The naming of Sashi Brown feels like what the 49ers had going with Paraag Marathe. Marathe now finds himself on the outside looking in, but there was a time when he was one of the most exciting names in professional sports. He was at the Sloan MIT conference a few years back – the same one where I saw Alec Scheiner speak – and he looked like a wizard in terms of collecting assets and helping design a roster that was poised to compete for a decade. Of course, everything went south, including the departure of Jim Harbaugh, the retirement of younger, talented players, and the implosion of Colin Kaepernick. Despite how it ended, there’s little doubt that Marathe had some good fundamentals in terms of strategy in positioning the organization for the present and future. While the ending in San Francisco doesn’t give anyone hope for what the Browns are trying to do because the Niners were one of the Browns’ three wins in 2015, I don’t think it’s doomed based on structure alone.

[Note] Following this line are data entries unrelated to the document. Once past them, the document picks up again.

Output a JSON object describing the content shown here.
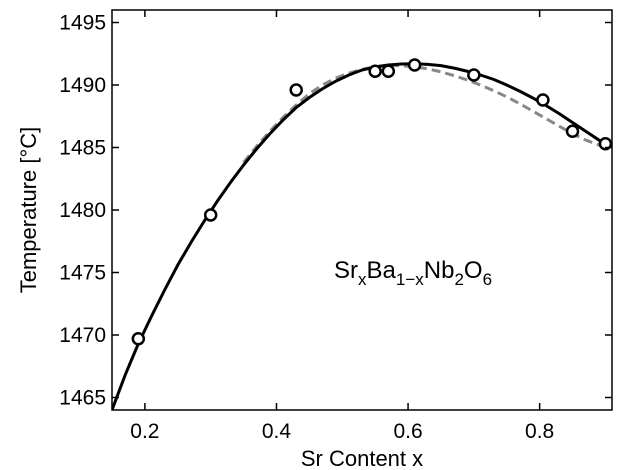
{
  "chart_data": {
    "type": "scatter",
    "xlabel": "Sr Content  x",
    "ylabel": "Temperature  [°C]",
    "xlim": [
      0.15,
      0.91
    ],
    "ylim": [
      1464,
      1496
    ],
    "xticks": [
      0.2,
      0.4,
      0.6,
      0.8
    ],
    "xtick_labels": [
      "0.2",
      "0.4",
      "0.6",
      "0.8"
    ],
    "yticks": [
      1465,
      1470,
      1475,
      1480,
      1485,
      1490,
      1495
    ],
    "ytick_labels": [
      "1465",
      "1470",
      "1475",
      "1480",
      "1485",
      "1490",
      "1495"
    ],
    "grid": false,
    "annotation": {
      "parts": [
        {
          "text": "Sr",
          "sub": false
        },
        {
          "text": "x",
          "sub": true
        },
        {
          "text": "Ba",
          "sub": false
        },
        {
          "text": "1−x",
          "sub": true
        },
        {
          "text": "Nb",
          "sub": false
        },
        {
          "text": "2",
          "sub": true
        },
        {
          "text": "O",
          "sub": false
        },
        {
          "text": "6",
          "sub": true
        }
      ]
    },
    "series": [
      {
        "style": "markers",
        "marker": "open-circle",
        "color": "#000000",
        "x": [
          0.19,
          0.3,
          0.43,
          0.55,
          0.57,
          0.61,
          0.7,
          0.805,
          0.85,
          0.9
        ],
        "y": [
          1469.7,
          1479.6,
          1489.6,
          1491.1,
          1491.1,
          1491.6,
          1490.8,
          1488.8,
          1486.3,
          1485.3
        ]
      },
      {
        "style": "solid-line",
        "color": "#000000",
        "x": [
          0.15,
          0.17,
          0.19,
          0.21,
          0.23,
          0.25,
          0.27,
          0.29,
          0.31,
          0.33,
          0.35,
          0.37,
          0.39,
          0.41,
          0.43,
          0.45,
          0.47,
          0.49,
          0.51,
          0.53,
          0.55,
          0.57,
          0.59,
          0.61,
          0.63,
          0.65,
          0.67,
          0.69,
          0.71,
          0.73,
          0.75,
          0.77,
          0.79,
          0.81,
          0.83,
          0.85,
          0.87,
          0.89,
          0.9
        ],
        "y": [
          1464.0,
          1466.8,
          1469.3,
          1471.5,
          1473.6,
          1475.6,
          1477.4,
          1479.1,
          1480.7,
          1482.2,
          1483.6,
          1484.9,
          1486.1,
          1487.2,
          1488.2,
          1489.0,
          1489.7,
          1490.3,
          1490.8,
          1491.2,
          1491.45,
          1491.6,
          1491.68,
          1491.7,
          1491.65,
          1491.55,
          1491.35,
          1491.1,
          1490.8,
          1490.45,
          1490.0,
          1489.5,
          1488.95,
          1488.35,
          1487.7,
          1487.0,
          1486.3,
          1485.6,
          1485.2
        ]
      },
      {
        "style": "dashed-line",
        "color": "#888888",
        "x": [
          0.35,
          0.37,
          0.39,
          0.41,
          0.43,
          0.45,
          0.47,
          0.49,
          0.51,
          0.53,
          0.55,
          0.57,
          0.59,
          0.61,
          0.63,
          0.65,
          0.67,
          0.69,
          0.71,
          0.73,
          0.75,
          0.77,
          0.79,
          0.81,
          0.83,
          0.85,
          0.87,
          0.89,
          0.9
        ],
        "y": [
          1483.8,
          1485.1,
          1486.3,
          1487.4,
          1488.4,
          1489.3,
          1490.0,
          1490.55,
          1490.95,
          1491.25,
          1491.45,
          1491.55,
          1491.55,
          1491.45,
          1491.3,
          1491.05,
          1490.75,
          1490.4,
          1490.0,
          1489.55,
          1489.05,
          1488.5,
          1487.9,
          1487.3,
          1486.7,
          1486.1,
          1485.6,
          1485.2,
          1485.1
        ]
      }
    ]
  }
}
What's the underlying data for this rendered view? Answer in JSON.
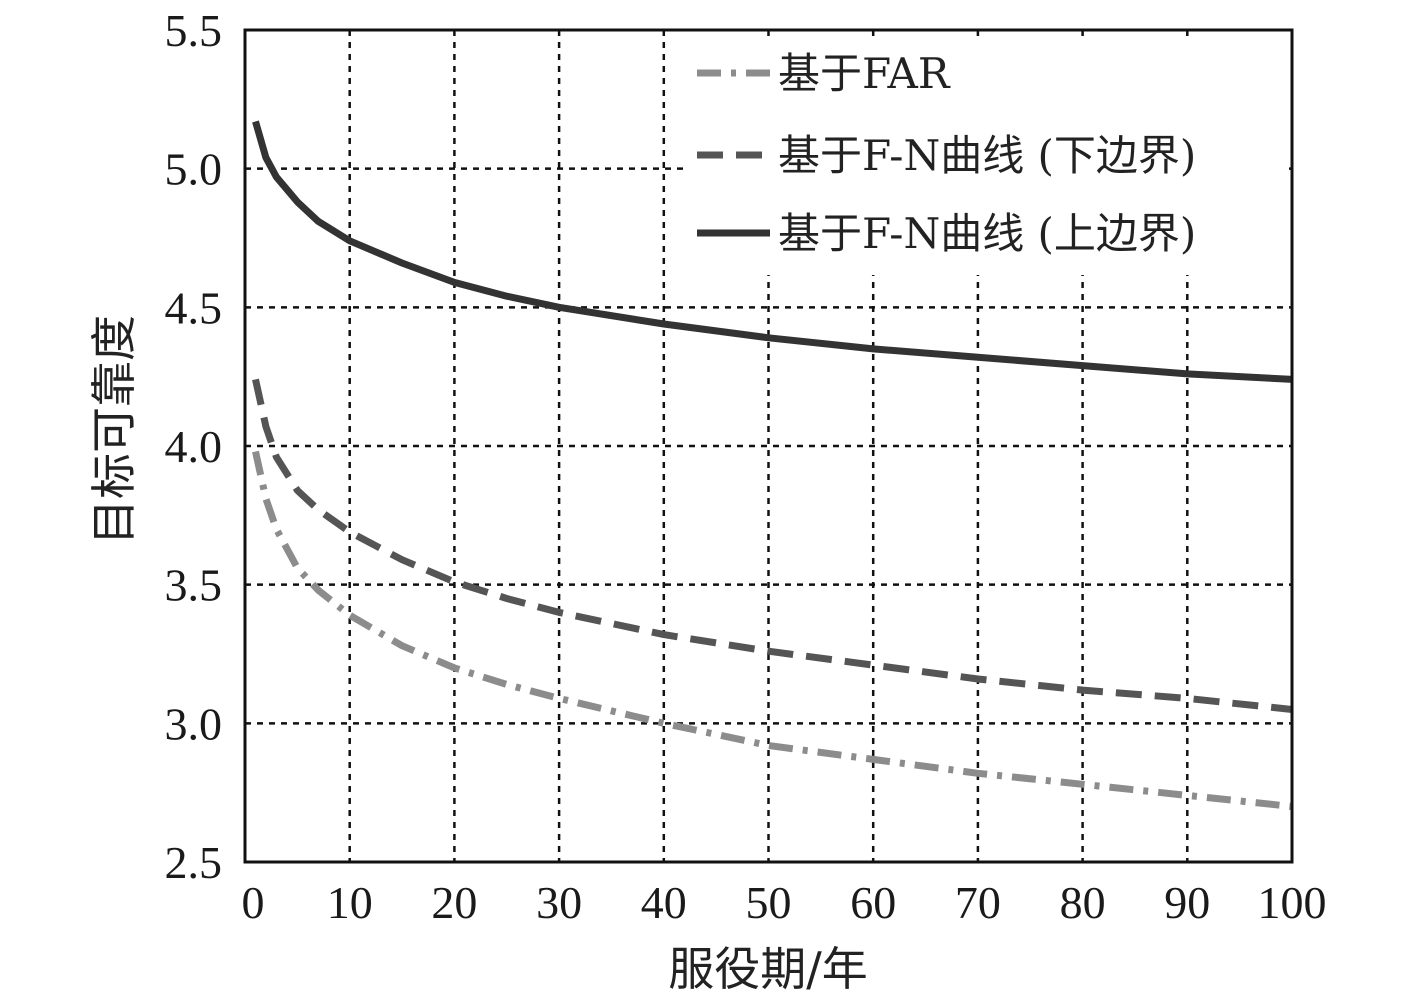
{
  "chart_data": {
    "type": "line",
    "title": "",
    "xlabel": "服役期/年",
    "ylabel": "目标可靠度",
    "xlim": [
      0,
      100
    ],
    "ylim": [
      2.5,
      5.5
    ],
    "x_ticks": [
      "0",
      "10",
      "20",
      "30",
      "40",
      "50",
      "60",
      "70",
      "80",
      "90",
      "100"
    ],
    "y_ticks": [
      "2.5",
      "3.0",
      "3.5",
      "4.0",
      "4.5",
      "5.0",
      "5.5"
    ],
    "grid": true,
    "legend_position": "top-right",
    "x": [
      1,
      2,
      3,
      5,
      7,
      10,
      15,
      20,
      25,
      30,
      40,
      50,
      60,
      70,
      80,
      90,
      100
    ],
    "series": [
      {
        "name": "基于FAR",
        "style": "dash-dot",
        "color": "#8c8c8c",
        "values": [
          3.98,
          3.81,
          3.7,
          3.56,
          3.48,
          3.39,
          3.28,
          3.2,
          3.14,
          3.09,
          3.0,
          2.92,
          2.87,
          2.82,
          2.78,
          2.74,
          2.7
        ]
      },
      {
        "name": "基于F-N曲线 (下边界)",
        "style": "dashed",
        "color": "#555555",
        "values": [
          4.24,
          4.07,
          3.96,
          3.84,
          3.77,
          3.69,
          3.59,
          3.51,
          3.45,
          3.4,
          3.32,
          3.26,
          3.21,
          3.16,
          3.12,
          3.09,
          3.05
        ]
      },
      {
        "name": "基于F-N曲线 (上边界)",
        "style": "solid",
        "color": "#333333",
        "values": [
          5.17,
          5.04,
          4.97,
          4.88,
          4.81,
          4.74,
          4.66,
          4.59,
          4.54,
          4.5,
          4.44,
          4.39,
          4.35,
          4.32,
          4.29,
          4.26,
          4.24
        ]
      }
    ]
  }
}
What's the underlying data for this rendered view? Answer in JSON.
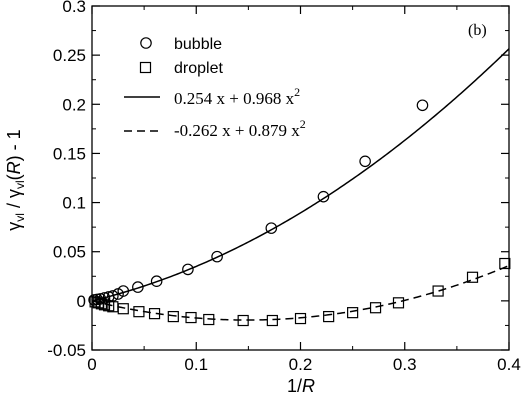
{
  "chart_data": {
    "type": "scatter",
    "panel_label": "(b)",
    "xlabel_prefix": "1/",
    "xlabel_var": "R",
    "ylabel": {
      "g1": "γ",
      "s1": "vl",
      "slash": " / ",
      "g2": "γ",
      "s2": "vl",
      "open": "(",
      "var": "R",
      "close": ")",
      "tail": " - 1"
    },
    "xlim": [
      0,
      0.4
    ],
    "ylim": [
      -0.05,
      0.3
    ],
    "xticks": [
      0,
      0.1,
      0.2,
      0.3,
      0.4
    ],
    "xtick_labels": [
      "0",
      "0.1",
      "0.2",
      "0.3",
      "0.4"
    ],
    "yticks": [
      -0.05,
      0,
      0.05,
      0.1,
      0.15,
      0.2,
      0.25,
      0.3
    ],
    "ytick_labels": [
      "-0.05",
      "0",
      "0.05",
      "0.1",
      "0.15",
      "0.2",
      "0.25",
      "0.3"
    ],
    "legend_position": "top-left",
    "series": [
      {
        "name": "bubble",
        "marker": "circle",
        "x": [
          0.002,
          0.005,
          0.008,
          0.012,
          0.016,
          0.02,
          0.025,
          0.03,
          0.044,
          0.062,
          0.092,
          0.12,
          0.172,
          0.222,
          0.262,
          0.317
        ],
        "y": [
          0.001,
          0.0015,
          0.002,
          0.003,
          0.004,
          0.005,
          0.007,
          0.01,
          0.014,
          0.02,
          0.032,
          0.045,
          0.074,
          0.106,
          0.142,
          0.199
        ]
      },
      {
        "name": "droplet",
        "marker": "square",
        "x": [
          0.003,
          0.006,
          0.009,
          0.012,
          0.016,
          0.02,
          0.03,
          0.045,
          0.06,
          0.078,
          0.095,
          0.112,
          0.145,
          0.173,
          0.2,
          0.227,
          0.25,
          0.272,
          0.294,
          0.332,
          0.365,
          0.396
        ],
        "y": [
          -0.001,
          -0.002,
          -0.003,
          -0.004,
          -0.005,
          -0.006,
          -0.008,
          -0.011,
          -0.013,
          -0.016,
          -0.017,
          -0.019,
          -0.02,
          -0.02,
          -0.018,
          -0.016,
          -0.012,
          -0.007,
          -0.002,
          0.01,
          0.024,
          0.038
        ]
      }
    ],
    "fits": [
      {
        "label": "0.254 x + 0.968 x",
        "exponent": "2",
        "a": 0.254,
        "b": 0.968,
        "style": "solid"
      },
      {
        "label": "-0.262 x + 0.879 x",
        "exponent": "2",
        "a": -0.262,
        "b": 0.879,
        "style": "dashed"
      }
    ]
  }
}
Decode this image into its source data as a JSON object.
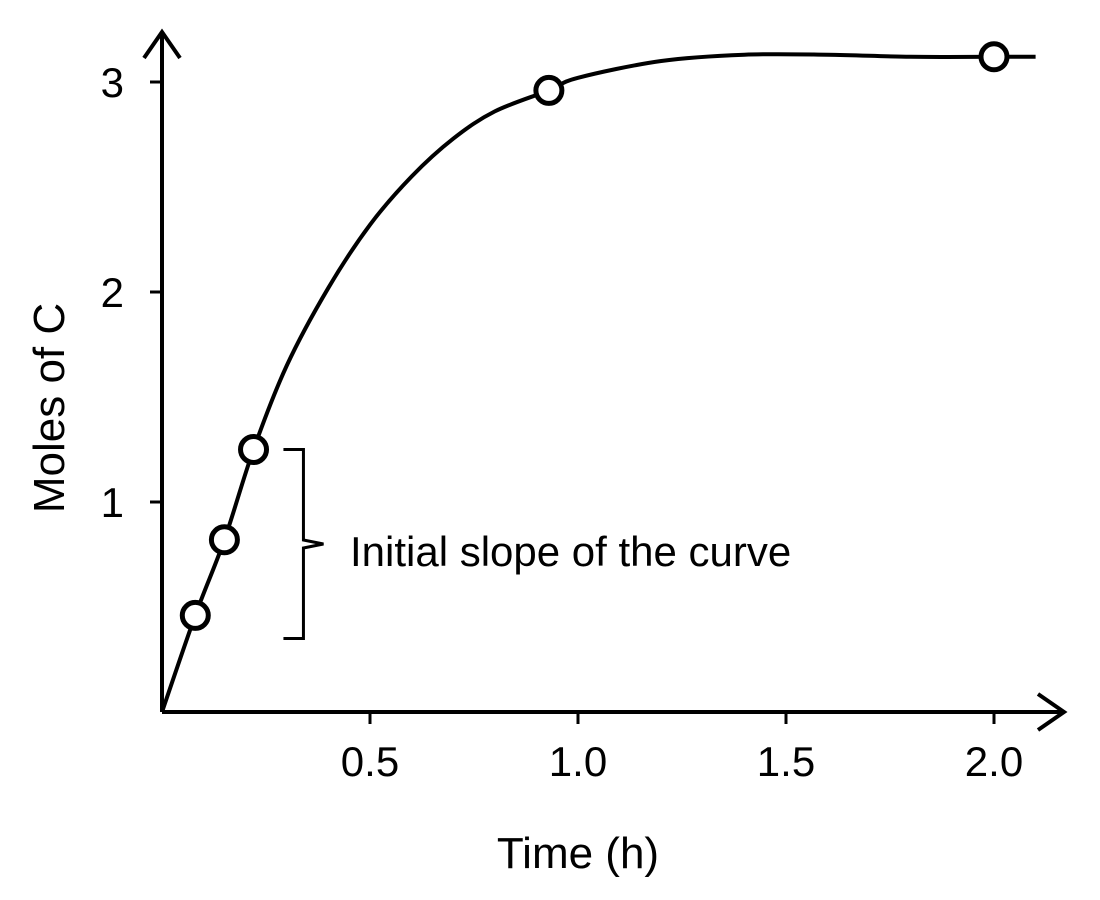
{
  "chart_data": {
    "type": "scatter",
    "xlabel": "Time (h)",
    "ylabel": "Moles of C",
    "xlim": [
      0,
      2.2
    ],
    "ylim": [
      0,
      3.2
    ],
    "x_ticks": [
      0.5,
      1.0,
      1.5,
      2.0
    ],
    "x_tick_labels": [
      "0.5",
      "1.0",
      "1.5",
      "2.0"
    ],
    "y_ticks": [
      1,
      2,
      3
    ],
    "y_tick_labels": [
      "1",
      "2",
      "3"
    ],
    "grid": false,
    "legend": "none",
    "series": [
      {
        "x": [
          0.08,
          0.15,
          0.22,
          0.93,
          2.0
        ],
        "y": [
          0.46,
          0.82,
          1.25,
          2.96,
          3.12
        ]
      }
    ],
    "fitted_curve": {
      "x": [
        0,
        0.08,
        0.15,
        0.22,
        0.3,
        0.4,
        0.5,
        0.6,
        0.7,
        0.8,
        0.93,
        1.0,
        1.2,
        1.4,
        1.6,
        1.8,
        2.0,
        2.1
      ],
      "y": [
        0,
        0.46,
        0.82,
        1.25,
        1.65,
        2.02,
        2.32,
        2.55,
        2.73,
        2.86,
        2.96,
        3.02,
        3.1,
        3.13,
        3.13,
        3.12,
        3.12,
        3.12
      ]
    },
    "annotations": [
      {
        "text": "Initial slope of the curve",
        "x_range": [
          0.3,
          0.34
        ],
        "y_range": [
          0.35,
          1.25
        ]
      }
    ]
  }
}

The appointment of Sashi Brown to Executive Vice President seems like it’s purposely creating a vacuum for a personnel-minded head coach. This idea that Brown is going to do what Ray Farmer was doing in terms of organizing the scouting or even providing intel on player abilities seems incorrect. I can’t co-sign for what the Browns are doing, especially in terms of timing and announcing that Sashi Brown would control the 53-man roster, but I think I understand what they’re going for. Brown is supposed to be the adult and expert in the room making sure that the team is thinking strategically in both the short and longer terms. He’s supposed to keep the football people in check in terms of the cap, draft, wants, needs, and financial and contractual realities, while taking on the big-picture realities that come with being a perpetual laughingstock amongst peers and home and opposing fans. Sashi Brown is supposed to keep the team trying to compete now without allowing someone to trade the universe for RG3 or Carson Palmer.
While it marginalizes the GM position, it leaves room for a coach who wants to have a strong hand in deciding that he likes corners who are over six-feet tall, like Pete Carroll for example. It leaves room for a coach that knows he can plug any running back in, but desperately needs an athletic pass-catching tight-end. These are just examples, but that old cliché about the chef getting to pick the groceries feels like it’s in play for the next Cleveland Browns head coach. No longer will a head coach be forced to utilize an uninspired Dwayne Bowe or an out-of-position Johnson Bademosi. If Haslam and Brown’s plan works as intended, then no more square pegs will be given to a coach with only round holes in his game plan.
But who are these types of coaches? Bill Belichick is one. Pete Carroll is another. I would consider Andy Reid of that mold. Chip Kelly is too, though. Of the available candidates for the vacant Browns head coaching position, I don’t know if this points to Jon Gruden (who probably won’t leave ESPN). I don’t know if it points to Sean Payton (who could be available, but might or might not want to take this bait). I don’t know if it points to one of the more established college coaches that constantly attempt to remove their names from consideration like Nick Saban. I just feel that it’s aimed at a big-time candidate, and I think that’s how the success of the structure should and will be judged.
And that’s my conclusion for now: I don’t have a conclusion. I get the punchlines and why they are being written, but I think the story is about a quarter of the way over. In order to figure out if there’s a punchline in the end — some retread, last-ditch candidate after everyone of note forcibly removes their name from consideration — we need to see who the Browns get to be their next head coach. That seems to be what the Browns are aiming for with all their moves. That alone isn’t an unwise place to position your team. We’ll see what kind of target they hit when they complete the process.